Il y a donc dans cette Flandre, à côté de villes qui ont eu leur moment, mais qui semblent aujourd'hui figées dans leur passé, d'autres où la vie fermente, encore discordante dans sa croissance hâtive. La sève urbaine n'est pas éteinte. Elle est dans l'histoire et dans le sang des habitants. C'est comme citadins que les Flamands se sont sentis eux-mêmes, qu'ils ont lutté contre l'étranger, lequel souvent n'était autre que le roi de France. Leur patriotisme se personnifie dans des monuments ou des emblèmes urbains. Si Tournai, la vieille ville épiscopale, a sa fière cathédrale aux sept tours, il n'en est guère qui ne puisse montrer qui ses halles, qui son hôtel de ville, qui sa merveille, beffroi et carillon, symbole et voix de la cité. Même dans les villes mortes, la place vaste et irrégulière, faite pour les rassemblements populaires, évoque le souvenir des foules d'autrefois. Ces villes ont été en guerre, mais aussi en relations constantes de commerce, d'institutions, d'art et de fêtes. Par-dessus les différences de langues et de frontières, qui ne nous paraissent si fortes que parce que nous les voyons par les cartes plutôt que dans la réalité vivante, elles continuent à fraterniser. Une certaine joyeuseté anime cette vie urbaine. Tournai échange avec Lille des quolibets plus goguenards qu'injurieux. Le reuse de Dunkerque rend visite au gayant de Douai. Une sorte de folklore citadin, surtout développé dans les dialectes populaires, rouchi et wallon, a inspiré des poètes, des chansonniers, surtout des dictons moqueurs d'une ville à l'autre. Tant il est vrai que, dans toutes les associations humaines, l'imagination a sa part ! Il faut qu'elles émeuvent les sentiments, qu'elles frappent la vue par des spectacles, qu'elles s'incorporent aux habitudes et aux plaisirs. Par là, en Flandre, la vie urbaine a conservé sa saveur. C'est comme citoyen d'une ville, membre d'une corporation, habitant d'un quartier, que le Flamand se sent de son pays.

 

 

 



[1] Pline, XVI, 1 : Misera gens tumulos obtinet altos... captumque manibus lutum ventis magis quam sole siccantes, terra cibos et rigentia septemtrione viscera sua urunt.

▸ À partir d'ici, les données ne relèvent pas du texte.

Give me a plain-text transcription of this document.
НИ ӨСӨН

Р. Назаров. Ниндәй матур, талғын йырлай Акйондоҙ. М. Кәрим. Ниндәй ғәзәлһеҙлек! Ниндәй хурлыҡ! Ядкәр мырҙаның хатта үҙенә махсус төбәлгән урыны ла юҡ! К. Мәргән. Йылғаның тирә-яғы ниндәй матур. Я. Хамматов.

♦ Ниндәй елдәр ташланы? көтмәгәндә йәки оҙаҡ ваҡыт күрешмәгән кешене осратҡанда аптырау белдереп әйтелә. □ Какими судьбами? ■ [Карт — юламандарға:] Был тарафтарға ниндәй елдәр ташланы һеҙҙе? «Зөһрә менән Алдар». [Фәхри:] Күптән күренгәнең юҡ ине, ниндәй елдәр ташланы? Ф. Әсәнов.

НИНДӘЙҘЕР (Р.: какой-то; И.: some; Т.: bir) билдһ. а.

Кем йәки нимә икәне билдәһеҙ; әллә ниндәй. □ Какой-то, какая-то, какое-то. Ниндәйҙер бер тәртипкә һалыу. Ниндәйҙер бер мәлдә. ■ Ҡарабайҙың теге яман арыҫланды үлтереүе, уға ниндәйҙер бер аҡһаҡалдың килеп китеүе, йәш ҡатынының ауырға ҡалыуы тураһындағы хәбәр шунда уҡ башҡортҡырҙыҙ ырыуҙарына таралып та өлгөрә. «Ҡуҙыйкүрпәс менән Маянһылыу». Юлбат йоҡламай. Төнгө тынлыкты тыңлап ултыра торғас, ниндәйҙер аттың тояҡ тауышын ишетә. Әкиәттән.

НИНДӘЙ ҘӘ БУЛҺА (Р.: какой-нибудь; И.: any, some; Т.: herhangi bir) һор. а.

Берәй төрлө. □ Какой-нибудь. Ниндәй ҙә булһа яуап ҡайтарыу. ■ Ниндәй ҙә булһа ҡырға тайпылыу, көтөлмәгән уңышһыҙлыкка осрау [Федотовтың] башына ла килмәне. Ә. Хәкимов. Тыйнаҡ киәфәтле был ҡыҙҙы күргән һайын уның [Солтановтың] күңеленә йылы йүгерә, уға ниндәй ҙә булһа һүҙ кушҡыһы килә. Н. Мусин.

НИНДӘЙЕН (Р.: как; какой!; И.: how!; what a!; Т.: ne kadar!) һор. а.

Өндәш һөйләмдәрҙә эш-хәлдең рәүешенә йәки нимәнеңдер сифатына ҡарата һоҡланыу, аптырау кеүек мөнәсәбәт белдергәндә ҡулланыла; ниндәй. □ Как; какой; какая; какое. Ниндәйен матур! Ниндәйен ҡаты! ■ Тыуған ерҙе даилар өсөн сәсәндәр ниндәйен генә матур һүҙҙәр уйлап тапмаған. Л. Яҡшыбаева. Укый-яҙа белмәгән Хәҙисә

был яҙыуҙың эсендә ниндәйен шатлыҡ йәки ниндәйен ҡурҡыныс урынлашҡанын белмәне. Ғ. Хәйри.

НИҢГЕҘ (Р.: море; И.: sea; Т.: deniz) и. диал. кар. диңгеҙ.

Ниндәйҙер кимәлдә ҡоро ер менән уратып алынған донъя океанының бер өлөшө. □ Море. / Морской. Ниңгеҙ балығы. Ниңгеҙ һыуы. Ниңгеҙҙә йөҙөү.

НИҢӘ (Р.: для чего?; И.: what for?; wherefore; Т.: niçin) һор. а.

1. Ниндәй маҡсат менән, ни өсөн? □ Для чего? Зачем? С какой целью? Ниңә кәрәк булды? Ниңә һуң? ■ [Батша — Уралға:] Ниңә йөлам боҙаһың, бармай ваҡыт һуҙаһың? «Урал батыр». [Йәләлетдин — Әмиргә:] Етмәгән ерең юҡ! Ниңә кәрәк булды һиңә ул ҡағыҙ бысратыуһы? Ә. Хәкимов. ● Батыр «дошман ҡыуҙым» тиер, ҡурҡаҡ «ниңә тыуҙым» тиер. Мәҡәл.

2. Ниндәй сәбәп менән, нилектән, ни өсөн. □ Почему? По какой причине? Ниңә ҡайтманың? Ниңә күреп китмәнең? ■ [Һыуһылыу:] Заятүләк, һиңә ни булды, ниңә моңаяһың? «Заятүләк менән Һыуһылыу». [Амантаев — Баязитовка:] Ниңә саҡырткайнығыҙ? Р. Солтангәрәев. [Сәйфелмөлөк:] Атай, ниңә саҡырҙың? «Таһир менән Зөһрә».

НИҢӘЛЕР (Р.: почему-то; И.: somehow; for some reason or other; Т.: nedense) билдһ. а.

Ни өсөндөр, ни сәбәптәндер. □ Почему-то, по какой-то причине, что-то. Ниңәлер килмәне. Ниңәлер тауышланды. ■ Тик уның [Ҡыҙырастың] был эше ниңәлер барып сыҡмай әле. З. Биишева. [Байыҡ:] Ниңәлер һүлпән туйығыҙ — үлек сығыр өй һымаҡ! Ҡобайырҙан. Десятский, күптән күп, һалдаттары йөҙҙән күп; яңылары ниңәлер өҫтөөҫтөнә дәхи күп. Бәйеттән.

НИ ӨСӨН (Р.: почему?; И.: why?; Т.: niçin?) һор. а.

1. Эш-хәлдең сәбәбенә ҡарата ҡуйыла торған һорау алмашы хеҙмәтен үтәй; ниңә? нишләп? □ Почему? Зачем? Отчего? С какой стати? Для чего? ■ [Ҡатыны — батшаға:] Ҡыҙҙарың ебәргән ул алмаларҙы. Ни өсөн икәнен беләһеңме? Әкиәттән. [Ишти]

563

[2] C'est sous les couches de craie qu'à Bernissart (Hainaut), des fouilles, entreprises en 1877 pour les mines, ont fait découvrir les ossements d'iguanodon, reptiles gigantesques qui habitaient une vallée profondément encaissée dans le terrain houiller (Musée royal d'histoire naturelle de Bruxelles). Les dépôts de la craie, en s'étalant en couches horizontales, avalent comblé ces inégalités du relief primaire.

[3] Suess, La Face de la Terre (Des Antlitz der Erde), trad. française, t. I, chap. XII (Paris, Armand Colin, 1897-1902, 3 vol.)

[4] Par exemple, à la Marfée, en face de Sedan.

[5] Boucle de Revin.

[6] Dans une région qui a été plissée, les couches de terrain présentent une série de courbures alternativement saillantes et creuses : on appelle les premières des anticlinaux et les secondes des synclinaux. Il est bon de faire remarquer que ces noms s'appliquent à la disposition des couches, sans que ces traits de structure correspondent nécessairement à des traits analogues de relief. Ainsi il n'est pas rare qu'un pli synclinal se dessine en saillie, ou inversement qu'un anticlinal se dessine en creux. Car le relief est surtout déterminé par la dureté des roches et le degré de résistance qu'elles sont capables d'opposer à l'érosion.

[7] Hastières, Saint Hubert, Stavelot, Malmédy.

[8] Houzeau, Essai d'une géographie physique de la Belgique (Bruxelles, 1854), p. 228.

[9] La preuve que dans cette lutte la mer n'a pas désarmé, c'est que, sans remonter au-delà du XIXe siècle, des irruptions se sont produites en 1825, 1853, 1855, 1881, sur les côtes de Frise et de Hollande.

[10] Cependant une inondation a encore, en 1880, couvert une partie de la Flandre maritime.

[11] Vie de Saint Éloi, liv. II, chap. III (Rec. des historiens des Gaules et de la France, publ. par Dom Bouquet, t. III, 1741, p. 557).

[12] Enfer, c. 15, v. 4-7.

[13] Terra valde populosa. Vie de Louis le Gros, chap. XXIX (éd. A. Molinier, dans la Collection de textes pour servir à l'étude et à renseignement de l'histoire, Paris, Picard, fasc. 4, 1887).